First the cutting of the bunches of grapes with secateurs, about a kilo a stem. Then transport to the vineyard base, the separation of stalks from grapes and the mechanical sorting of good, perfect fruit from the odd overripe or damaged grapes.
Big investments have been made by many in modern, labour saving machinery which avoids or eliminates waste.
Then the pressing which is a chain of traditional occupations, each meticulously carried out and overseen with expertise and obvious pride and affection for the work and its ultimate product
There is great variety in reds and whites here. Lists are fun. Of the reds there is Cabernet Sauvignon, Gamay, Merlot, Pinot Noir, Servagnin, Syrah, Gamaret, Garanoir,Mondeuse, and Plant Robert. Of the whites there is Chardonnay, Chasselas, Gewurztraminer, Pinot Gris, Doral, and Pinot Blanc.
Some vineyards specialise in a single cépage product but many offer a mixture of wines of single grape varieties and some more offer assemblages of several varieties.

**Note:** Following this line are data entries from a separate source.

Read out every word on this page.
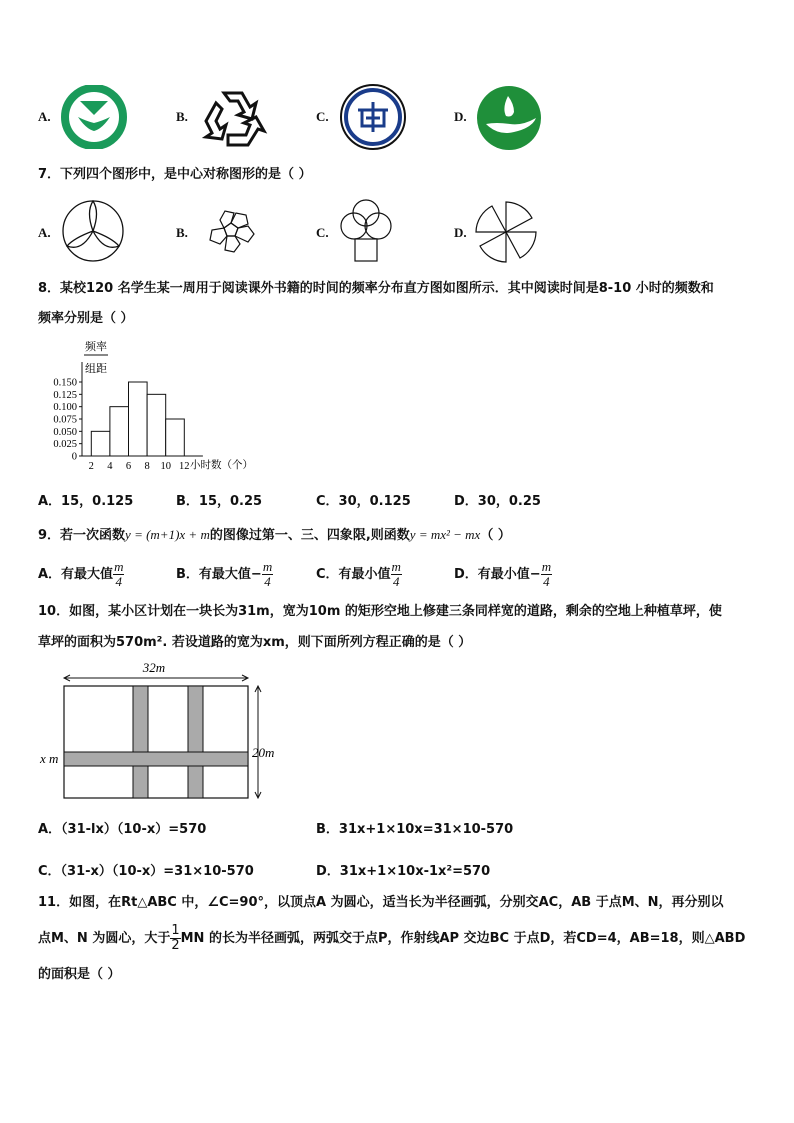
A.	B.	C.	D.
7．下列四个图形中，是中心对称图形的是（ ）
A.	B.	C.	D.
8．某校120 名学生某一周用于阅读课外书籍的时间的频率分布直方图如图所示．其中阅读时间是8-10 小时的频数和
频率分别是（ ）
频率
组距
0.150
0.125
0.100
0.075
0.050
0.025
0
2 4 6 8 10 12 小时数（个）
A．15，0.125	B．15，0.25	C．30，0.125	D．30，0.25
9．若一次函数y = (m+1)x + m的图像过第一、三、四象限,则函数y = mx² − mx（ ）
A．有最大值 $\frac{m}{4}$	B．有最大值− $\frac{m}{4}$	C．有最小值 $\frac{m}{4}$	D．有最小值− $\frac{m}{4}$
10．如图，某小区计划在一块长为31m，宽为10m 的矩形空地上修建三条同样宽的道路，剩余的空地上种植草坪，使
草坪的面积为570m². 若设道路的宽为xm，则下面所列方程正确的是（ ）
32m
20m
x m
A．（31-lx）（10-x）=570	B．31x+1×10x=31×10-570
C．（31-x）（10-x）=31×10-570	D．31x+1×10x-1x²=570
11．如图，在Rt△ABC 中，∠C=90°，以顶点A 为圆心，适当长为半径画弧，分别交AC，AB 于点M、N，再分别以
点M、N 为圆心，大于 $\frac{1}{2}$ MN 的长为半径画弧，两弧交于点P，作射线AP 交边BC 于点D，若CD=4，AB=18，则△ABD
的面积是（ ）
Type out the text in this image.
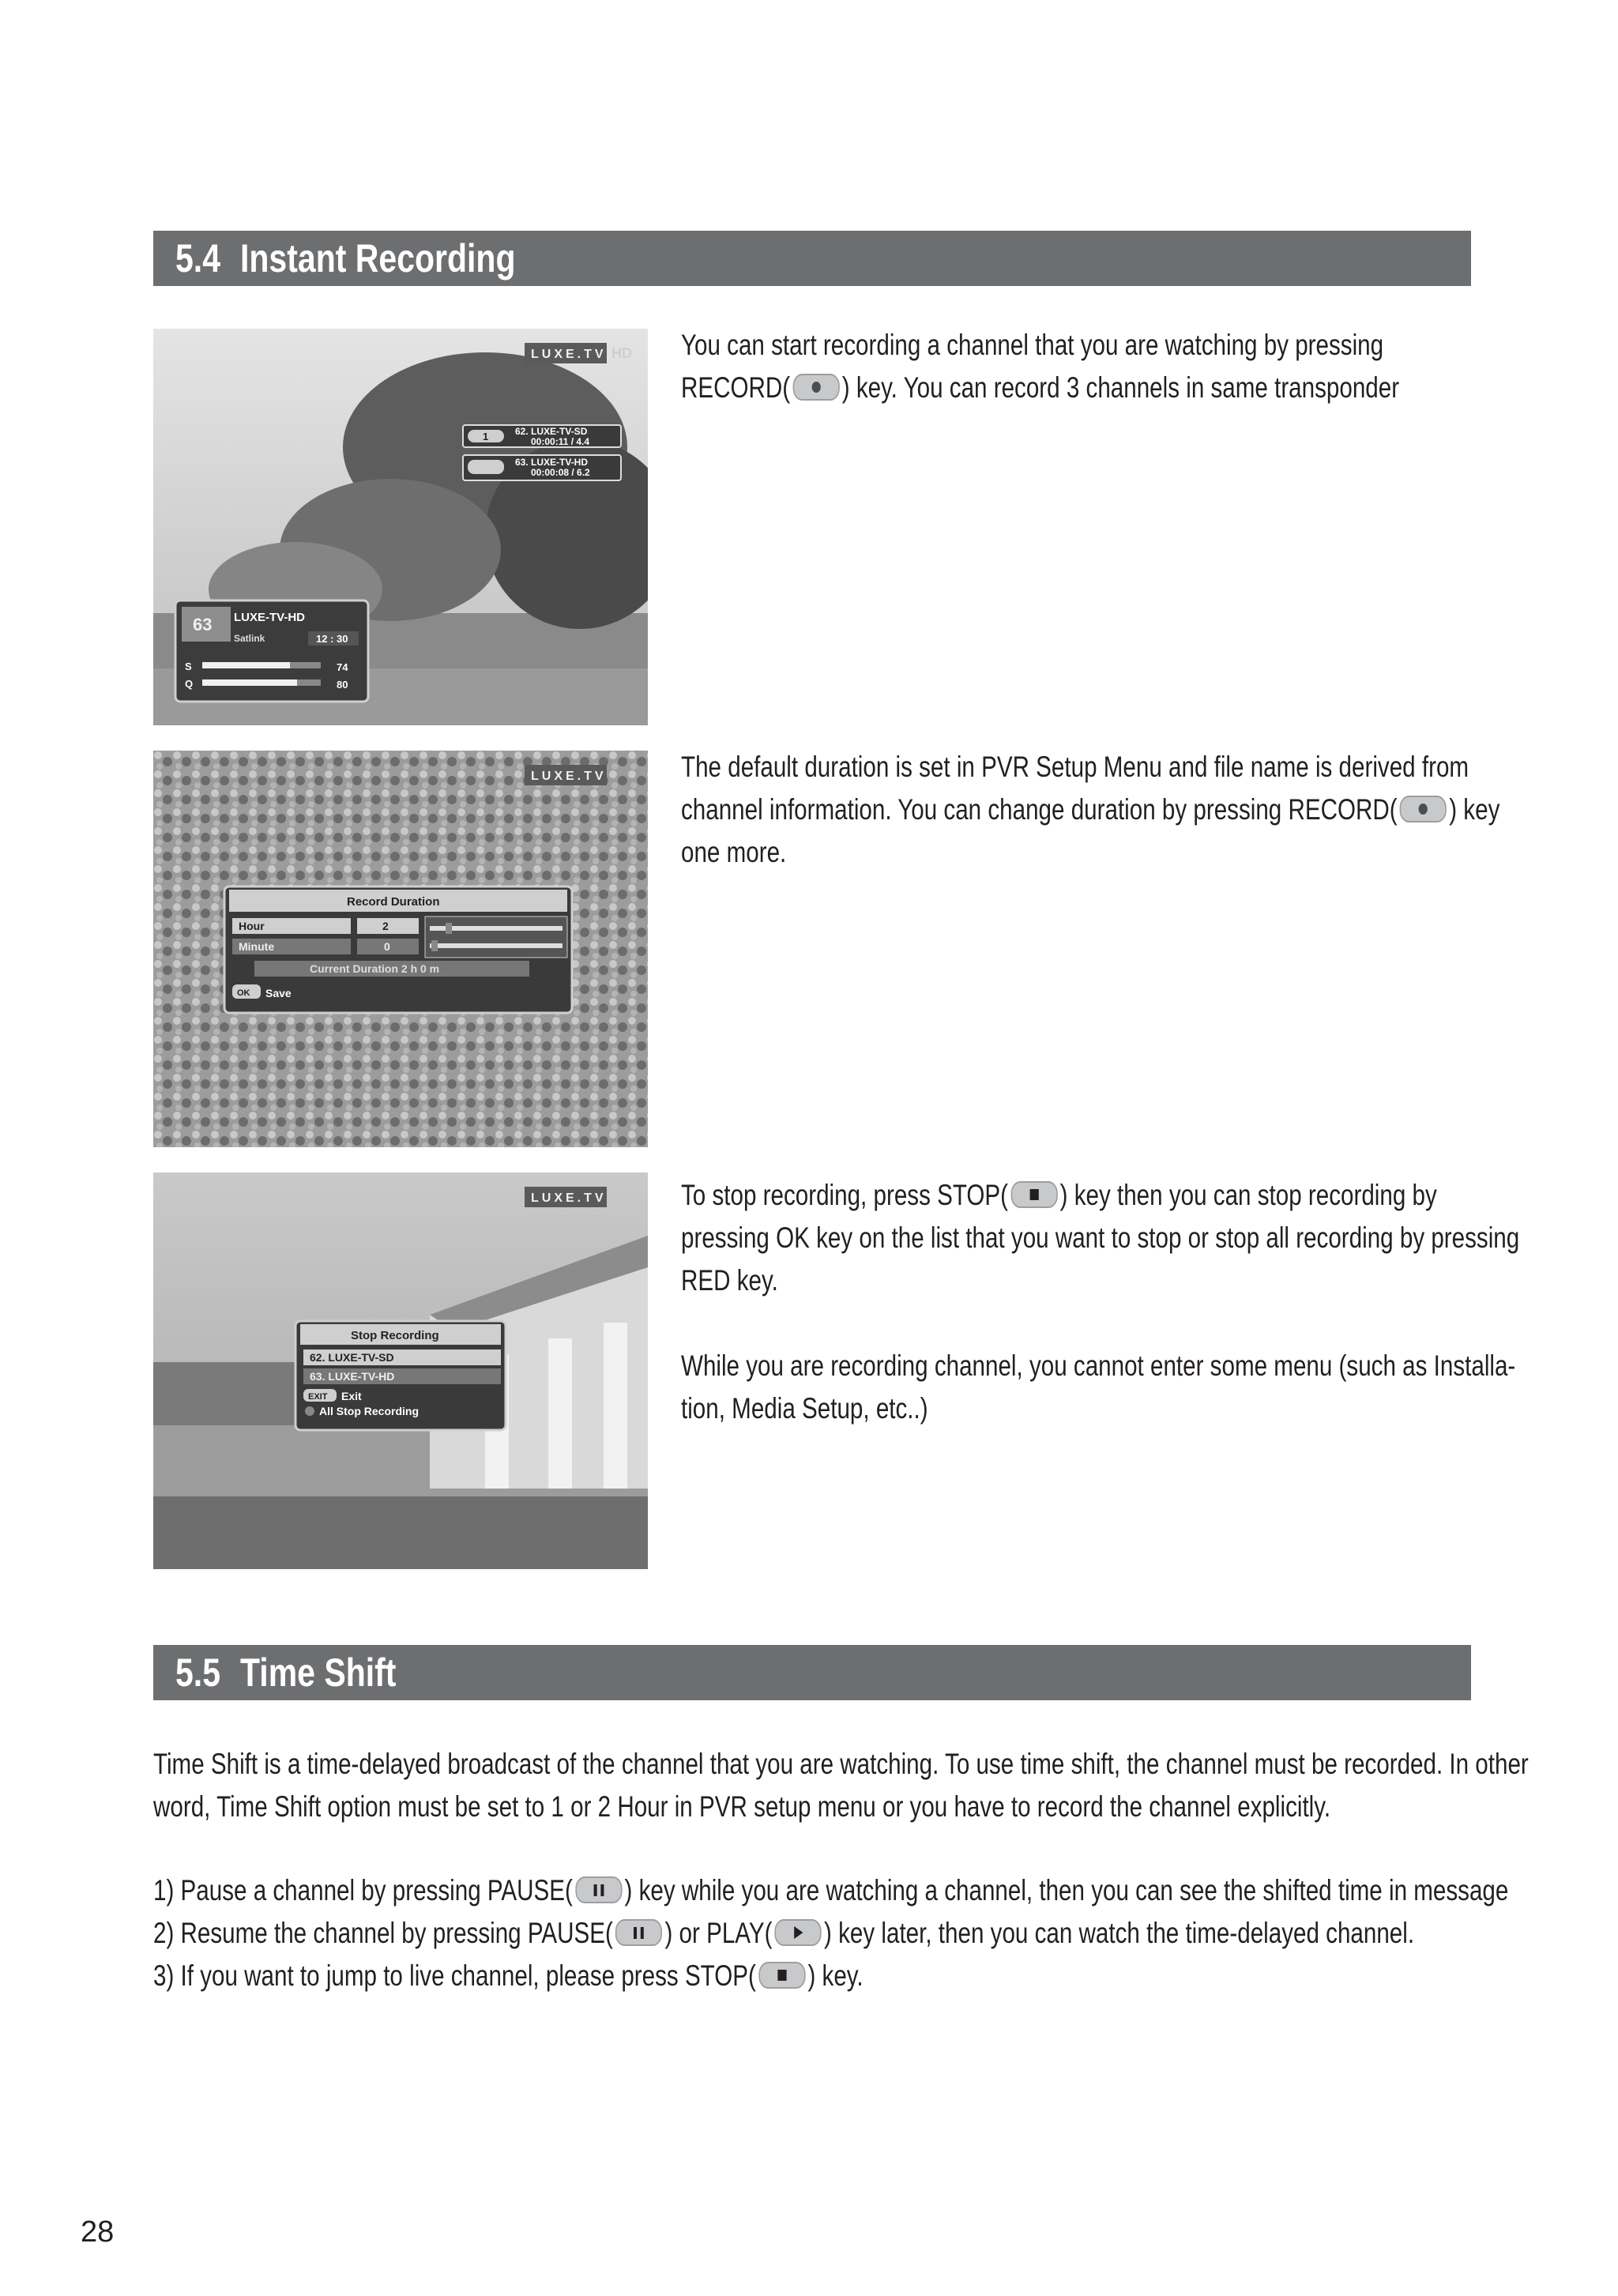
5.4 Instant Recording
LUXE.TV HD
1	62. LUXE-TV-SD
00:00:11 / 4.4
63. LUXE-TV-HD
00:00:08 / 6.2
63 LUXE-TV-HD
Satlink	12 : 30
S	74
Q	80
You can start recording a channel that you are watching by pressing
RECORD( ) key. You can record 3 channels in same transponder
LUXE.TV
Record Duration
Hour	2
Minute	0
Current Duration 2 h 0 m
OK Save
The default duration is set in PVR Setup Menu and file name is derived from
channel information. You can change duration by pressing RECORD( ) key
one more.
LUXE.TV
Stop Recording
62. LUXE-TV-SD
63. LUXE-TV-HD
EXIT Exit
All Stop Recording
To stop recording, press STOP( ) key then you can stop recording by
pressing OK key on the list that you want to stop or stop all recording by pressing
RED key.
While you are recording channel, you cannot enter some menu (such as Installa-
tion, Media Setup, etc..)
5.5 Time Shift
Time Shift is a time-delayed broadcast of the channel that you are watching. To use time shift, the channel must be recorded. In other
word, Time Shift option must be set to 1 or 2 Hour in PVR setup menu or you have to record the channel explicitly.
1) Pause a channel by pressing PAUSE( ) key while you are watching a channel, then you can see the shifted time in message
2) Resume the channel by pressing PAUSE( ) or PLAY( ) key later, then you can watch the time-delayed channel.
3) If you want to jump to live channel, please press STOP( ) key.
28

Most of the commercial vineyards have sophisticated websites full of information and help to make a choice since most wine is sold here direct from the producer to the customer although much is also to be found in supermarkets.
Wine regulation is severe. There are production limits per hectare of vines planted, sugar contents are regulated,appellations are very much controlled and the right to describe a wine as Grand Cru or Premier Grand Cru is earned only if the wine is made as to 90% or 100% from grapes grown on the particular estate seeking the right to describe its products in this way.
To understand fully the whole system must be the study of a lifetime and the industry goes to great lengths in website terms to make itself understood and valued. The villages have wonderful names like Perroy, Bursinel, Tartegnin, Féchy, and Vinzel, each jealously guarding the right of local wine, mostly from small enterprises, to be labelled with that name.
The Vaud is blessed by its South facing vineyards, sheltered from the North and North East winds by the comforting shoulder of the Jura mountains and with Lake Geneva providing some kind of miraculous weather control by offering cooling breezes when it is too hot.
For reasons yet to be discovered by your correspondent, the Swiss drink their wines very young, reds within a couple of years of bottling and whites in the bottling year or just the next. Yet, to him, some of the red assemblages of Gamaret and Garanoir seem better at four years old - if they can be found.
You could spend a lifetime learning about Swiss wines and your correspondent will try to employ such time as he has left learning: he is resolved to drink only Swiss so long as he remains here. To drink other wines would seem like a sort of infidelity.